Q: I am experiencing inaccurate results in some floating point calculations, sometimes in the 2nd or 3rd significant digit (like getting 118.401 instead of 120.0). This is really unacceptable! (And no, I'm not using a buggy Pentium CPU.)

Q: I get some very inaccurate results when my program runs on a machine lacking an FPU....

A: Are you using the emu387.dxe emulator? If so, it might be that the emulator isn't as accurate as you expect. Versions of the emulator distributed with DJGPP 2.02 and earlier had a bug that affected addition, subtraction, and comparison of floating-point numbers with some specific bit patterns.
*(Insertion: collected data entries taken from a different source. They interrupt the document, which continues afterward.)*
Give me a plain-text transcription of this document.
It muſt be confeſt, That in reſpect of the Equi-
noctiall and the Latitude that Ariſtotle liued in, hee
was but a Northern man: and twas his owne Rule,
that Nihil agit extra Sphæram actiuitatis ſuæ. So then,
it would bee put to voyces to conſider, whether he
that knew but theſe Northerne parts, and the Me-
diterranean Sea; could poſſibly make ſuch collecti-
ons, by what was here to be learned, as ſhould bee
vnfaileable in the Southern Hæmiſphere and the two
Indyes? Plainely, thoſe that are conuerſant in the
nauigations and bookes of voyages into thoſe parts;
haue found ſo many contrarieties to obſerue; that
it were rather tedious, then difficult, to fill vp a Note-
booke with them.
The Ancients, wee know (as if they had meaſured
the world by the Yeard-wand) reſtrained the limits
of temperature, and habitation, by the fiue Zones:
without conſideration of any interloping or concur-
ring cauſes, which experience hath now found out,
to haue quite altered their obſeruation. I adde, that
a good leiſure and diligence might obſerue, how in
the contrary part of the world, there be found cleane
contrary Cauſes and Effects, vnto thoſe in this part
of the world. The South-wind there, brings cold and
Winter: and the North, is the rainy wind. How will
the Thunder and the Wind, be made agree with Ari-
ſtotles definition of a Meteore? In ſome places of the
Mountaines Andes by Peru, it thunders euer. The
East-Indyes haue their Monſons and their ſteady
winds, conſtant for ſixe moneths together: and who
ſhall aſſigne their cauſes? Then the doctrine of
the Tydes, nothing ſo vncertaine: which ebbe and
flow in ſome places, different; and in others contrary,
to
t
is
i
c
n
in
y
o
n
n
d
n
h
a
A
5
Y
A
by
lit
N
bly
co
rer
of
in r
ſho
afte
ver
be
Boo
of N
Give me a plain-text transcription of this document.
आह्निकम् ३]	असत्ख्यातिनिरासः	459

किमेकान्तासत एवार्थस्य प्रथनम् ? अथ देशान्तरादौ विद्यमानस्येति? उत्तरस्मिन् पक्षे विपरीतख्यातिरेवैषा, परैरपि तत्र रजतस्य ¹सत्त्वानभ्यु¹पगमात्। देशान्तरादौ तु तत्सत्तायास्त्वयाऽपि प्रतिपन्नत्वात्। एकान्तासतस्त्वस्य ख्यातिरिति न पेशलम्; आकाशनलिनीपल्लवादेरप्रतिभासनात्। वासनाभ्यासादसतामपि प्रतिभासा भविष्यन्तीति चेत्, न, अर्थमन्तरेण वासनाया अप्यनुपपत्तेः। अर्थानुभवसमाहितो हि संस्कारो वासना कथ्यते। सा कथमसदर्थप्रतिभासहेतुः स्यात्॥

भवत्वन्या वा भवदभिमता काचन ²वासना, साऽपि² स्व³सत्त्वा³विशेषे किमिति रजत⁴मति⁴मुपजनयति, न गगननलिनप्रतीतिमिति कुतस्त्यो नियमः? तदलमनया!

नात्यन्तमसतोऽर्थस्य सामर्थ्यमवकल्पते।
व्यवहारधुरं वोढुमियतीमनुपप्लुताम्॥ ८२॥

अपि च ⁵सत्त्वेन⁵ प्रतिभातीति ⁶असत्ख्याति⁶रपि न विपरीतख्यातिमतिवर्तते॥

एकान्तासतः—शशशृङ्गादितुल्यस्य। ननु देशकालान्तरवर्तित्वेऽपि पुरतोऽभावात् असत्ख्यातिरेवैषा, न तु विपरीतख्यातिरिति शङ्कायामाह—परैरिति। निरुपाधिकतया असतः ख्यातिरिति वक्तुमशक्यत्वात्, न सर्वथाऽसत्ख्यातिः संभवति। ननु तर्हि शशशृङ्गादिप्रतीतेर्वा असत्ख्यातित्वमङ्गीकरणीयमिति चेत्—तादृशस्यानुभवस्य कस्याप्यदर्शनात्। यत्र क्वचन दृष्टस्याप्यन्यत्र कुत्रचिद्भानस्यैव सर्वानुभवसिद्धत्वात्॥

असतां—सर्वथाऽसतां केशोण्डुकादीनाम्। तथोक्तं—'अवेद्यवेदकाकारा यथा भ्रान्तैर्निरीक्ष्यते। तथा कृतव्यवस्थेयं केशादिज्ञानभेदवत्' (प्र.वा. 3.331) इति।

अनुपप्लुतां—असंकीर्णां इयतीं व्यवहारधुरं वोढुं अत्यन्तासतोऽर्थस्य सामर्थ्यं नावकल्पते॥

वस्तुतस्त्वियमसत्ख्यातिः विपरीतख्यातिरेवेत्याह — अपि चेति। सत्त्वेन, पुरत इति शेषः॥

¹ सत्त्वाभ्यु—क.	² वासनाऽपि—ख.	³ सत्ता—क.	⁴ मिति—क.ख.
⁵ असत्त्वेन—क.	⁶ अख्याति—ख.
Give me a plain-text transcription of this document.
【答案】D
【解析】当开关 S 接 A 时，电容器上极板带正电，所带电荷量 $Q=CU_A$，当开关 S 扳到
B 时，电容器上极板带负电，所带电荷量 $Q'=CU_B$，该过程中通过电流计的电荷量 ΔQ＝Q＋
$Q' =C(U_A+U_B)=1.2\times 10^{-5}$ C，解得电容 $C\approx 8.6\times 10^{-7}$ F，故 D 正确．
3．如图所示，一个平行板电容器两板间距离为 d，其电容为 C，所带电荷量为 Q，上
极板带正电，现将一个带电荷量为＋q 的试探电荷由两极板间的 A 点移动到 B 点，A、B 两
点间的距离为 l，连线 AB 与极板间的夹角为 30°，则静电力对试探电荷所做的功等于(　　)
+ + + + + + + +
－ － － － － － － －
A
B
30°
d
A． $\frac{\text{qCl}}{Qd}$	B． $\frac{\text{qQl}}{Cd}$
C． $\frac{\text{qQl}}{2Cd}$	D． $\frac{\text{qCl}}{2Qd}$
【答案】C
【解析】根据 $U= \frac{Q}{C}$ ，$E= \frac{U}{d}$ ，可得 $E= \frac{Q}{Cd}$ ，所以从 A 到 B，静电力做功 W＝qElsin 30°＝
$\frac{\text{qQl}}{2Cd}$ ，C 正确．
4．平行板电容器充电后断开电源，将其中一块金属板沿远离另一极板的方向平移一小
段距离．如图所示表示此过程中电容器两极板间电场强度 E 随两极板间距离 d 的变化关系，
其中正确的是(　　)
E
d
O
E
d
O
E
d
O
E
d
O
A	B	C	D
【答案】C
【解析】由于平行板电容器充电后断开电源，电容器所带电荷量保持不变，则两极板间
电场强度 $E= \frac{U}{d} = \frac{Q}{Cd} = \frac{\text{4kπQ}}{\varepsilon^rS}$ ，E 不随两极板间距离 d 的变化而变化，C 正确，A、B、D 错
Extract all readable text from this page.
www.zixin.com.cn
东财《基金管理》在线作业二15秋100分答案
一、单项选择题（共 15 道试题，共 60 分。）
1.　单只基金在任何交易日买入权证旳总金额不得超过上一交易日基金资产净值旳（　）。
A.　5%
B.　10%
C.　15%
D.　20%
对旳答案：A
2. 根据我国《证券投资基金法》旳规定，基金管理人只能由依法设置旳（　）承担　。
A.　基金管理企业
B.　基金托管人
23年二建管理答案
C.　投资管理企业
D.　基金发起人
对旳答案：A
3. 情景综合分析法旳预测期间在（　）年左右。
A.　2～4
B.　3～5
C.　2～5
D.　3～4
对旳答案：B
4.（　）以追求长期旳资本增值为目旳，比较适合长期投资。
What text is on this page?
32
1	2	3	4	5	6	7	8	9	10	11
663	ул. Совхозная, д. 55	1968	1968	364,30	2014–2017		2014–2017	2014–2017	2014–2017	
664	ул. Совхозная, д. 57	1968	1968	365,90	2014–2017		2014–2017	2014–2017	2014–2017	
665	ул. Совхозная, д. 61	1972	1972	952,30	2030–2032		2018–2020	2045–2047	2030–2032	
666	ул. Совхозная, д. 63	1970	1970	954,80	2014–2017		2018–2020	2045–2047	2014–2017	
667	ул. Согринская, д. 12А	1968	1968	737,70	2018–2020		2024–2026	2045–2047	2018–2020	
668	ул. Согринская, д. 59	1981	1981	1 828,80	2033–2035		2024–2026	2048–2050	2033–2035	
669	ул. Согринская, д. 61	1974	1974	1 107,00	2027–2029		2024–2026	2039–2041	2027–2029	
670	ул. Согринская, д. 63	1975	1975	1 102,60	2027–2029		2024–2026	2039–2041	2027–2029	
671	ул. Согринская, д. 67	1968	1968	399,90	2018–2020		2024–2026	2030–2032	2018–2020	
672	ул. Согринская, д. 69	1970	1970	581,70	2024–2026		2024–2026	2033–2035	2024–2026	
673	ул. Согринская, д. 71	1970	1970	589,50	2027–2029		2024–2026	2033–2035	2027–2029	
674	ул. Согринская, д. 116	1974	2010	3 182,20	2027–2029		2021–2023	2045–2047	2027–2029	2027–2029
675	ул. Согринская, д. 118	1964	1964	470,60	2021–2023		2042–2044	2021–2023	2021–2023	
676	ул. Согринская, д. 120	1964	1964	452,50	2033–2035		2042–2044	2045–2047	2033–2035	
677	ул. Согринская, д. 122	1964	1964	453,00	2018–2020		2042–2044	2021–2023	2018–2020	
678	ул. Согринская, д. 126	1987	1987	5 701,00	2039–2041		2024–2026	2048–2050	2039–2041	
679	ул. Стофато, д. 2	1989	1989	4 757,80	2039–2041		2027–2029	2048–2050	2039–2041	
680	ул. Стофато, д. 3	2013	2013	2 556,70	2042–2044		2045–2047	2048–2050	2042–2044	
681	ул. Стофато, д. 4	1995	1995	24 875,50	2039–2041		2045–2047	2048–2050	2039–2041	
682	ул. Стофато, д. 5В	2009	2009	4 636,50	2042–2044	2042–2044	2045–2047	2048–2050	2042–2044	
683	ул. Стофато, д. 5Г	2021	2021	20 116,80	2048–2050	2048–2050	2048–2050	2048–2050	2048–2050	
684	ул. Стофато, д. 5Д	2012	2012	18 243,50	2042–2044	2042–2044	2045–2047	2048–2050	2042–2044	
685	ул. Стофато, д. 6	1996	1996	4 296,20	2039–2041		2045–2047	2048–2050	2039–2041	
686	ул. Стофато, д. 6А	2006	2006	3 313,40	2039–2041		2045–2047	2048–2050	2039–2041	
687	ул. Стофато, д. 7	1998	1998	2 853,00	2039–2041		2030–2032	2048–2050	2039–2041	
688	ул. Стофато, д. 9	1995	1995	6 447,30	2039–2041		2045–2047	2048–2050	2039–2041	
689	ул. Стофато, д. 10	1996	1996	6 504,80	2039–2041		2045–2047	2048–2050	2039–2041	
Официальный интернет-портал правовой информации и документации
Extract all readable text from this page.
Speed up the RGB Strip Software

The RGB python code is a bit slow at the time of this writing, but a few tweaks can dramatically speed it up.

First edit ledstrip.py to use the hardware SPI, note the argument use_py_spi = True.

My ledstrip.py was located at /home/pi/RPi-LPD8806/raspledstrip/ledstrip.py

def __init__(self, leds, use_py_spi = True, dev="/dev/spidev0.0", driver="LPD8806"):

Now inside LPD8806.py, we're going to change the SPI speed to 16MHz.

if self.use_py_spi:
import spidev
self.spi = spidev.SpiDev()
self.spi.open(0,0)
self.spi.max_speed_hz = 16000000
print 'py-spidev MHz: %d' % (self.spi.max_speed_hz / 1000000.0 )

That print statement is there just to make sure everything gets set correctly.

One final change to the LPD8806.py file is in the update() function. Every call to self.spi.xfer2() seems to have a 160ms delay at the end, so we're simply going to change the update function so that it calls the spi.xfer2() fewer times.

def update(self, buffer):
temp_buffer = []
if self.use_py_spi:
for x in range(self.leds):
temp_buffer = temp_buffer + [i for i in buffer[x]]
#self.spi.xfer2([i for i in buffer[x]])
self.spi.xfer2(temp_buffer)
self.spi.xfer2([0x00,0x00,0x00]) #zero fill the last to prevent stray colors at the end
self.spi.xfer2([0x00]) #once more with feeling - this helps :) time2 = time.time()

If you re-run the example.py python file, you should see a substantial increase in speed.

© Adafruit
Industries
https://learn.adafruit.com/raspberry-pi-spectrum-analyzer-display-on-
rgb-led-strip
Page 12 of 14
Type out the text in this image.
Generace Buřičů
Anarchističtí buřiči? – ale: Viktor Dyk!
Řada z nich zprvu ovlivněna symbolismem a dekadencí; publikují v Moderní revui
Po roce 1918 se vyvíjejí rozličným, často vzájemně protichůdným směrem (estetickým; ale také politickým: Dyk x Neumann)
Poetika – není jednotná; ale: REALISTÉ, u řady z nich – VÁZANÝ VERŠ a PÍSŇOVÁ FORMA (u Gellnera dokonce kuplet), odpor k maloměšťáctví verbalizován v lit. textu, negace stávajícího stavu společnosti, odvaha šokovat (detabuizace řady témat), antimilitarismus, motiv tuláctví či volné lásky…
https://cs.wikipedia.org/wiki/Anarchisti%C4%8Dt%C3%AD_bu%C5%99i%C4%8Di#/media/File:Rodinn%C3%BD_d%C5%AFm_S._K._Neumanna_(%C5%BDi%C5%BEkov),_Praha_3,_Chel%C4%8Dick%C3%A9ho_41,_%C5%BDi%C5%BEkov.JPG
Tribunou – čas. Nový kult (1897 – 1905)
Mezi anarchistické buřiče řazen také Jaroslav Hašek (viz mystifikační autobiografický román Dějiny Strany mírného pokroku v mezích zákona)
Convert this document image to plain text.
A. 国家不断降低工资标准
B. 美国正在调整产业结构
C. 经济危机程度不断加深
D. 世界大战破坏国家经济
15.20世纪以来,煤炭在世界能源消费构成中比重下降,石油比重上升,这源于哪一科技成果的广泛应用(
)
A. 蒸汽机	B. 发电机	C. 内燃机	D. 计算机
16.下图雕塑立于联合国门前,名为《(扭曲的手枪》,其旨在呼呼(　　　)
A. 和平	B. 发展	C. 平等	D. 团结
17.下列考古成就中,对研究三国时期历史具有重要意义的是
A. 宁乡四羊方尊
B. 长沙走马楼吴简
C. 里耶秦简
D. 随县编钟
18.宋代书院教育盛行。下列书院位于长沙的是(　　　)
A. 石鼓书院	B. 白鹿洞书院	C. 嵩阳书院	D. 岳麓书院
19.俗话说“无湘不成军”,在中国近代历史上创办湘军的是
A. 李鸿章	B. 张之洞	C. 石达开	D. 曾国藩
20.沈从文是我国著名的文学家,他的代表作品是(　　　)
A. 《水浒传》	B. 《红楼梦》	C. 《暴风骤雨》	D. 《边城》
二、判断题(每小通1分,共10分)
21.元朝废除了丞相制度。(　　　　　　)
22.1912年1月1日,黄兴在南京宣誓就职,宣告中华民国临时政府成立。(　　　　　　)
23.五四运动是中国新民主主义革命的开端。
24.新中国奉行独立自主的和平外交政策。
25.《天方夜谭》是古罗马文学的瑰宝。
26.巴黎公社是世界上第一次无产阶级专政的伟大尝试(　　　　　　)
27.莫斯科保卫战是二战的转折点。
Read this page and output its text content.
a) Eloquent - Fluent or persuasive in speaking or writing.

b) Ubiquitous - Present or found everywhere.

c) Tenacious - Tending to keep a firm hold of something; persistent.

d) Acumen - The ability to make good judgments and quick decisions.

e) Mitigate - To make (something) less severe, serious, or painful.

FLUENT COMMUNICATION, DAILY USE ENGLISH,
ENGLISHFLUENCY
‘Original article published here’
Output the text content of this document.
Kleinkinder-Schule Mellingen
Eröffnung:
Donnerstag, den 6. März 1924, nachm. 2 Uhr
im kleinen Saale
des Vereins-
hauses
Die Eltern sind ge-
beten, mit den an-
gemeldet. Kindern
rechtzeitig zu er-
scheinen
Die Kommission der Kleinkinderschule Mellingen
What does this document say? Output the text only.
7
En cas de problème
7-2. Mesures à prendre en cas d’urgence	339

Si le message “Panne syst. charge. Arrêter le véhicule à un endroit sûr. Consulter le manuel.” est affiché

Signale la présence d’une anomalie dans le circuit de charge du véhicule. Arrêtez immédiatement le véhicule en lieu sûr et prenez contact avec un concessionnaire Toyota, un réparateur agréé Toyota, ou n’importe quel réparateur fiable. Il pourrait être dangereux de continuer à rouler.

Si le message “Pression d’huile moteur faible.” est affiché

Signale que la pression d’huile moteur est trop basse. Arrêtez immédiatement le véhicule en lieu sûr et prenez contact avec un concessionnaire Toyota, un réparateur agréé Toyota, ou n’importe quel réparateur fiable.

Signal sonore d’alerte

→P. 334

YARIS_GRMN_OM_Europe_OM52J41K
This bug could produce inaccuracies in math functions such as sqrt, sin and tan for some specific argument values, and even cause a program to be trapped in an infinite loop. The emulation of the FPATAN instruction and functions based on it, like atan, asin and acos, also suffered loss of accuracy for some specific arguments. DJGPP v2.03 solves these problems, so upgrade and see if your problems go away.

However, even the emulator supplied with v2.03 and later suffers some accuracy degradation when computing trigonometric functions for arguments that are integral multiples of Pi/2 or Pi/4 (depending on the particular function you call), and when computing inverse trigonometric functions which should yield results that are such multiples. So, for example, if you use 4*atan(1.) to get the value of Pi, that might be your problem.

The reason for this accuracy degradation is that emu387.dxe does not store the value of Pi, with extra precision, like the real FPU does, and trig functions in libc.a rely on such extra accuracy to deliver accurate results.

For computing the value of Pi, the solution is simple: make it a constant, as God intended. The header file <math.h> includes the constant M_PI which you can use; or get the value of Pi from the net.

In many cases that involve trigonometric functions and yield inaccurate results, linking your program with the -lm switch might help. This switch causes the linker to use an alternative math library, libm.a, which doesn't rely on x87 instructions, and thus is more accurate when the emulator deviates from the actual x87.

The alternate emulator WMEMU is known to be accurate to 7 significant digits for float variables, and 15 digits for doubles. It also much more faithfully emulates the behavior of the x87 processor when abnormal arguments (Inf, NaN, etc.) are involved. So if emu387.dxe which comes with DJGPP v2.03 doesn't solve your problems, you might try using WMEMU as a solution.